The injector has been placed in the left-end block and the producer in the right-end block as shown in
Figure 2. Flow rate in the injection well is kept at a constant value of 0.1 mL/min while the simulation run-time period is two days. Several simulations in secondary recovery mode with diluted and smart brines have been conducted to understand the wettability altering mechanisms such as rock dissolution, electric double layer and surface ion exchange. Parameters such as pH, number of moles of ionic species and mineral, have been studied as a function of distance from injector to producer and pore volume injected. Further discussions are done on results obtained from zeta potential experiments and their integration with simulation study.
4. Conclusions
In this paper, a critical analysis of the wettability alteration mechanism mainly rock dissolution and electric double layer are presented by a combined study of zeta potential estimation and lab-scale simulation studies. Considering the experimental limitations and the assumptions made during the study, the following conclusions are drawn from our observations and analyses:
- (1)
Additional oil recovery is obtained from low-salinity waterflooding as observed from the increasing trend of zeta potential and oil recovery. Maximum incremental oil recovery is given by 1% dSW which correlated with the analysis of pH, moles of calcite, saturation index and Ca2+ ion profiles presented in this paper showed that rock dissolution as the underlying mechanism.
- (2)
The impact of PDIs has been studied in this paper and following conclusions can be drawn from it: (a) For enhanced oil recovery, brine spiked with Ca2+ ion is preferred such that the magnitude of zeta potential is close to zero which ensures minimum attractive forces between adhered oil molecules and the rock surface. (b) Less active role is observed for Mg ion as compared to Ca ion due to the relatively lower solubility of MgSO4 in brine at ambient conditions. (c) Brines can also be spiked with divalent anions, SO42+ and PO43− owing to the oil detachment from repulsive forces due to their adsorption.
- (3)
Additional oil recovery of 20.5% resulted from seawater depleted of Na+ and Cl− ions from sea water whereas seawater depleted of only Ca2+ ions gave no additional oil. The underlying mechanism is explained by the resultant increase in electrostatic repulsive forces from expansion of electrical double layer but needs to be further confirmed by surface complexation modeling of surface and electrostatic interactions.
- (4)
As seen from simulation study, only the injection gridblock had evidence of calcite dissolution taking place. Therefore, the applicability of rock dissolution mechanism in field conditions is highly doubtful as it may not propagate further into the reservoir.
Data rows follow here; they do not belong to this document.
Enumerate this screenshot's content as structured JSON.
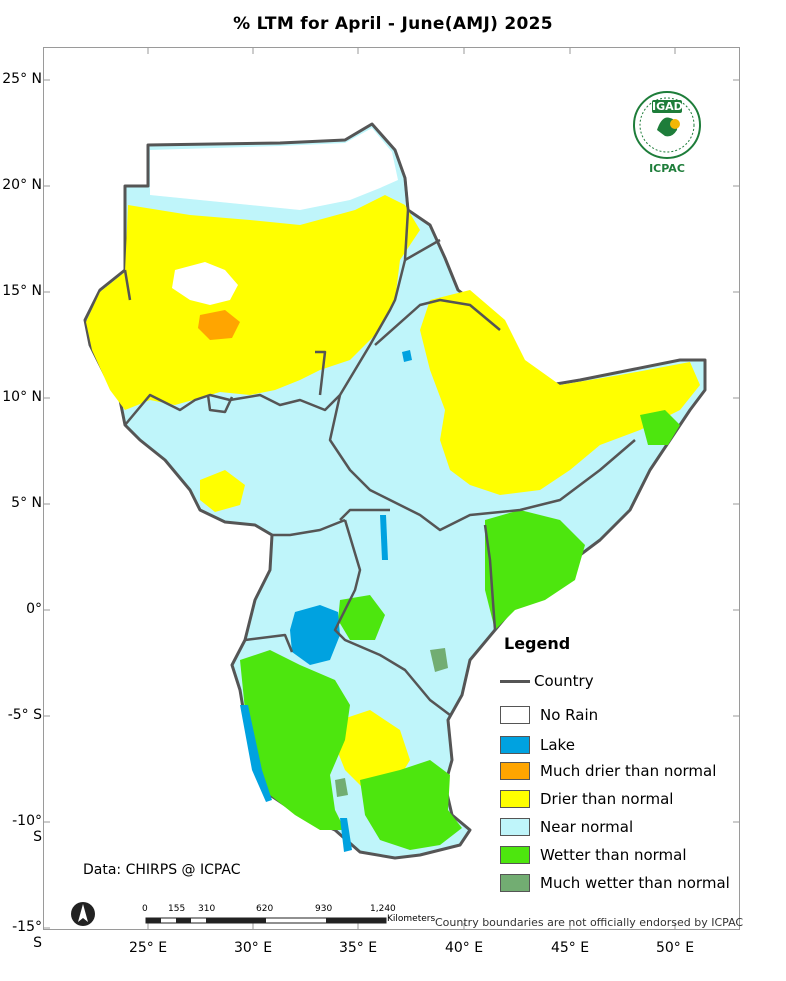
{
  "title": "% LTM  for April - June(AMJ) 2025",
  "y_axis_labels": [
    "25° N",
    "20° N",
    "15° N",
    "10° N",
    "5° N",
    "0°",
    "-5° S",
    "-10° S",
    "-15° S"
  ],
  "x_axis_labels": [
    "25° E",
    "30° E",
    "35° E",
    "40° E",
    "45° E",
    "50° E"
  ],
  "legend": {
    "title": "Legend",
    "country_label": "Country",
    "country_color": "#555555",
    "items": [
      {
        "label": "No Rain",
        "color": "#ffffff"
      },
      {
        "label": "Lake",
        "color": "#00a2e0"
      },
      {
        "label": "Much drier than normal",
        "color": "#ffa500"
      },
      {
        "label": "Drier than normal",
        "color": "#ffff00"
      },
      {
        "label": "Near normal",
        "color": "#bff5fa"
      },
      {
        "label": "Wetter than normal",
        "color": "#4de60e"
      },
      {
        "label": "Much wetter than normal",
        "color": "#72ad72"
      }
    ]
  },
  "source": "Data: CHIRPS @ ICPAC",
  "scale_bar": {
    "ticks": [
      "0",
      "155",
      "310",
      "620",
      "930",
      "1,240"
    ],
    "unit": "Kilometers"
  },
  "disclaimer": "Country boundaries are not officially endorsed by ICPAC",
  "logo": {
    "top_text": "IGAD",
    "bottom_text": "ICPAC"
  },
  "north_arrow_icon": "north-arrow-icon"
}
The work conducted in this study can be further extended by developing a surface complexation model to study wettability alteration mechanism by predicting disjoining pressure and zeta potential for various LS and smart brines. Furthermore, a field-scale simulation model can also be developed using geochemical reactions to optimize concentration of PDIs in injection brine at field scale.